The original Claim of Right Act was passed by the Convention of the Three Estates (sitting as the Scottish Parliament) in 1689. The Convention voted to remove James VII (of Scotland) and II (of England) from the throne, using the argument of George Buchanan that the king had broken his implicit “contract” with the people. The Act was incorporated into British law at the time of the Union.
However, in the 2019 prorogation case, the Scottish Inner Court explicitly rejected the Claim as a basis for its decision to allow the issue to go to the Supreme Court, asserting (1) that the Act was limited in its provisions, and (2) that the British Parliament had the right to further define the Claim of Right as it wished.
THE 1989 CLAIM OF RIGHT
Other attempts to claim Scottish conventions limit the exercise of an unfettered sovereignty by Westminster involve the 1989 Claim of Right, originally authored by the Campaign for a Scottish Assembly. This was signed at the General Assembly Hall in Edinburgh on 30 March 1989 by 58 of Scotland’s 72 MPs, 7 out of 8 MEPs, and 59 out of 65 of Scotland’s local councils. The SNP refused to sign because the document did not refer explicitly to independence, but Nicola Sturgeon has argued the party “always supported the sentiments of the Claim of Right”. Most serving Scottish Labour MPs signed, including Gordon Brown and Alistair Darling (both below).
The second Claim acknowledges “the sovereign right of the Scottish people to determine the form of Government best suited to their needs” and to “assert the right of the Scottish people to secure implementation” of a scheme for self-government. The document seems to refer implicitly to devolution but clearly states it is for the people to choose the precise form of government that “suits” them. Taken at face value, the signatories were asserting that the constitutional choices of the Scottish electorate are paramount, in which case they presumably trump the decisions of Westminster.
Attempts were later made to give the Claim a legal basis. In July 2018, the SNP moved a motion in the House of Commons to “endorse the principals of the Claim of Right”. After a lively debate, in which Tory, Labour and LibDem MPs argued the Claim should be read only in the light of the campaign for devolution, the motion was passed without division.
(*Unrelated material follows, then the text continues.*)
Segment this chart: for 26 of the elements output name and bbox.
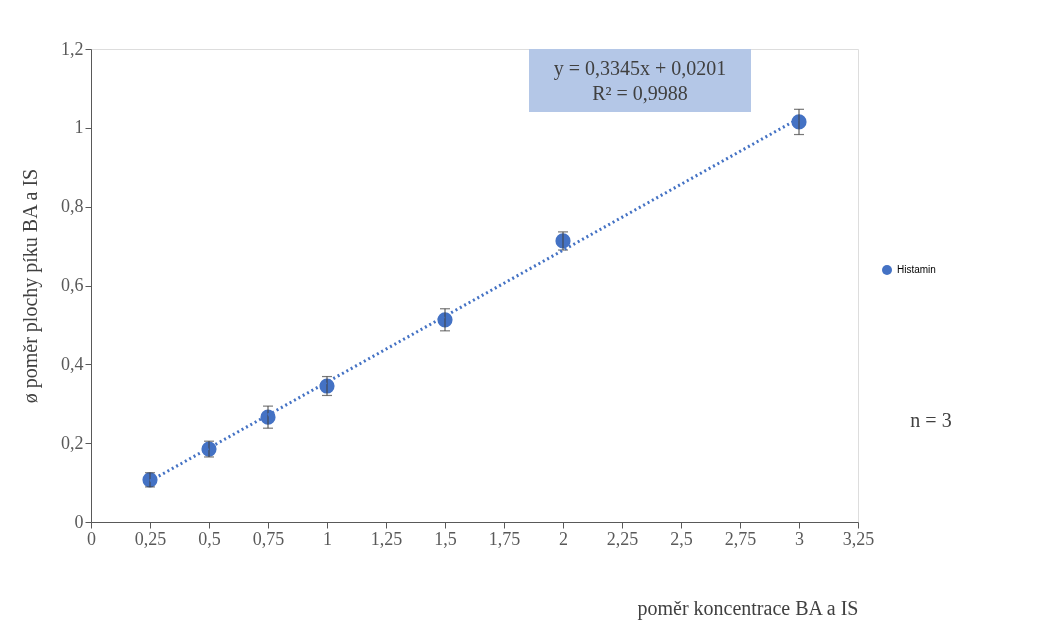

Certainly, by not explicitly referring to the option of independence, the second Claim is ambiguous enough for opponents of indy to find some wriggle room. On the other hand, the bold statement to uphold “the sovereign right of the Scottish people to determine the form of Government best suited to their needs” must surely embrace the right to self-determination, including the right to hold a referendum should the Scottish people demand it through the ballot box and through their Holyrood representatives.
CONCLUSION
On one reading of the original Claim of Right, the failure of the UK Parliament to grant a second referendum – in the face of a clear electoral mandate from the Scottish people – represents an implicit breaking of the “contract” between rulers and ruled that the Claim is designed to guard against.
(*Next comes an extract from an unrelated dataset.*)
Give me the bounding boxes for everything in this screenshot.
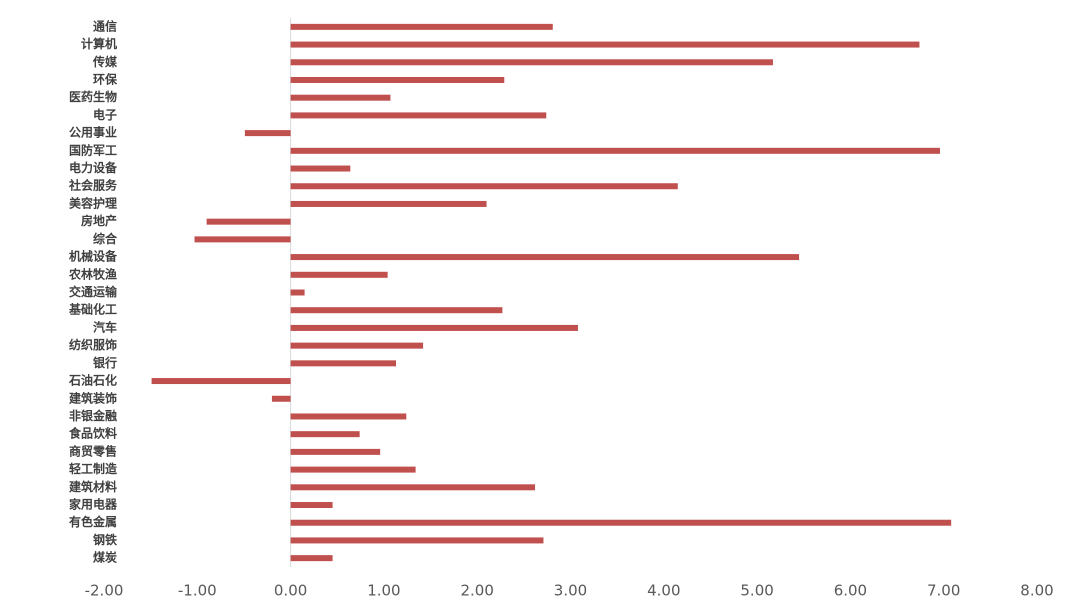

Equally, the signatories to the second Claim clearly signed a document explicitly upholding the paramountcy of the wishes of the Scottish electorate, even if they choose to deny this today. Of course, these facts do not hinder Westminster from riding roughshod over Scottish preferences.
FACT CHECK RATING
Five out of 10. Scotland finds itself in an constitutional impasse that only Holyrood can break.